Durvalumab is a human monoclonal antibody that binds to programmed death ligand 1 (PD-L1) and inhibits its interaction with programmed death protein 1 and cluster of differentiation (CD) 80 (B7.1). This leads to the prevention of the inhibition of T cell activity, which allows the immune system to recognize and attack cancer cells more effectively. Presently it holds approval as monotherapy for unresectable Stage III NSCLC, with or without tremelimumab in combination with platinum based chemotherapy for metastatic NSCLC, in combination with etoposide and carboplatin or cisplatin for extensive-stage small-cell lung cancer (ES-SCLC) in adult patients, in combination with platinum chemotherapy as neoadjuvant therapy, followed by durvalumab as a single agent as adjuvant treatment after surgery in patients with resectable NSCLC, in combination with tremelimumab for unresectable hepatocellular carcinoma (uHCC), in combination with gemcitabine and cisplatin for advanced BTC, and in combination with carboplatin and paclitaxel for endometrial cancer. TOPAZ-1 is a randomized, double-blind, global, phase III trial of durvalumab 1500 mg Q3W in combination with gemcitabine plus cisplatin (Gem/Cis) for up to 8 cycles followed by durvalumab 1500 mg Q4W versus placebo in combination with gemcitabine plus cisplatin as a first-line treatment in patients with advanced BTC [7]. The regimen was approved by the FDA in 09/02/2022 for adult patients with locally advanced or metastatic BTC, and other agencies including but not limited: 12/2022 in the EU, 12 /2022 in Japan, 11/2023 in China, and 05/2023 in Switzerland.

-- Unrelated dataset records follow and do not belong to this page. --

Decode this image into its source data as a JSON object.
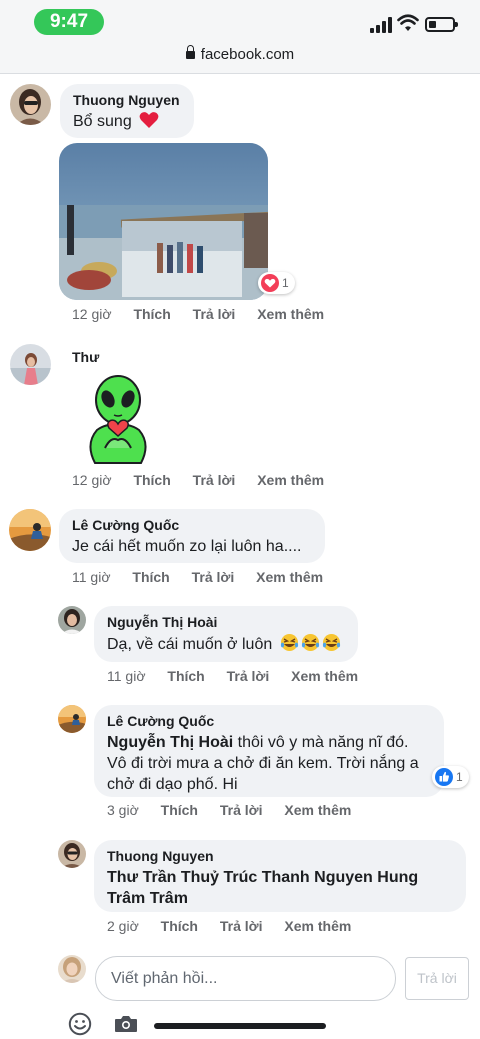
{
  "status": {
    "time": "9:47"
  },
  "browser": {
    "url": "facebook.com"
  },
  "comments": [
    {
      "author": "Thuong Nguyen",
      "text": "Bổ sung",
      "time": "12 giờ",
      "like": "Thích",
      "reply": "Trả lời",
      "more": "Xem thêm",
      "reaction_count": "1"
    },
    {
      "author": "Thư",
      "time": "12 giờ",
      "like": "Thích",
      "reply": "Trả lời",
      "more": "Xem thêm"
    },
    {
      "author": "Lê Cường Quốc",
      "text": "Je cái hết muốn zo lại luôn ha....",
      "time": "11 giờ",
      "like": "Thích",
      "reply": "Trả lời",
      "more": "Xem thêm"
    }
  ],
  "replies": [
    {
      "author": "Nguyễn Thị Hoài",
      "text": "Dạ, về cái muốn ở luôn",
      "time": "11 giờ",
      "like": "Thích",
      "reply": "Trả lời",
      "more": "Xem thêm"
    },
    {
      "author": "Lê Cường Quốc",
      "mention": "Nguyễn Thị Hoài",
      "text": " thôi vô y mà năng nĩ đó. Vô đi trời mưa a chở đi ăn kem. Trời nắng a chở đi dạo phố. Hi",
      "time": "3 giờ",
      "like": "Thích",
      "reply": "Trả lời",
      "more": "Xem thêm",
      "reaction_count": "1"
    },
    {
      "author": "Thuong Nguyen",
      "mention": "Thư Trần Thuỷ Trúc Thanh Nguyen Hung Trâm Trâm",
      "time": "2 giờ",
      "like": "Thích",
      "reply": "Trả lời",
      "more": "Xem thêm"
    }
  ],
  "composer": {
    "placeholder": "Viết phản hồi...",
    "send_label": "Trả lời"
  },
  "colors": {
    "like_blue": "#1877f2",
    "love_red": "#f33e58",
    "status_green": "#34c759"
  }
}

The dosing regimen varies based on indication. Durvalumab is administered via a 1 h infusion, either based on a body weight-based approach or a flat dosing regimen. The recommended doses are 1500 mg every 4 weeks as monotherapy, or 1500 mg or 1120 mg every 3 weeks in combination with chemotherapy, followed by 1500 mg every 4 weeks as monotherapy [8].

The pharmacokinetics of durvalumab as monotherapy were examined in 2837 patients in previous datasets, and 314 patients from TOPAZ-1, at doses ranging from 0.1 mg/kg to 20 mg/kg, administered once every two, three, or four weeks. The studies included in the PopPK analysis were Study 1108, CASPIAN, PACIFIC, ATLANTIC, POSEIDON, and TOPAZ-1. As monotherapy, durvalumab demonstrates nonlinear (dose-dependent) pharmacokinetics, trending toward linearity with a dose ≥ 3 mg/kg, likely attributable to saturable target-mediated clearance. It possesses a half-life of approximately 18 days, with AUC increasing dose proportionally from 3 to 20 mg/kg. Cmax shows dose proportionality across the explored dose range, and steady-state is reached in about 16 weeks [8].

A population pharmacokinetic (PopPK) model for durvalumab monotherapy was initially developed and validated using data from two durvalumab monotherapy studies: Phase 2 clinical trial D4191C00003 (ATLANTIC, data cutoff [DCO]: June 3, 2016) and Phase 1/2 clinical trial CD-ONMEDI4736-1108 (1108, DCO: July 24, 2016). The original two-compartment PopPK model with both linear and nonlinear eliminations was later amended to a two-compartment PopPK model with linear elimination and time-varying clearance (CL) equation at doses ≥ 10 mg/kg every 2 weeks (Q2W) or equivalent intravenous (IV) infusion in a post hoc analysis. This amendment was documented in an addendum to the original PopPK report. The PopPK model of durvalumab is updated with TOPAZ-1 and the 5 previous studies to refine the model and better account for variability when looking at the advanced BTC indication in TOPAZ-1.

The objective of the analysis reported here was to evaluate the population PK (PopPK) of durvalumab by including patients from TOPAZ-1 study into the current PopPK model, and any covariate might impact on PK, and the relationships between durvalumab PK exposure and efficacy and safety in advanced BTC patients treated with the durvalumab 1500 mg Q3W with Gem/Cis then durvalumab 1500 mg Q4W regimen in TOPAZ-1 study.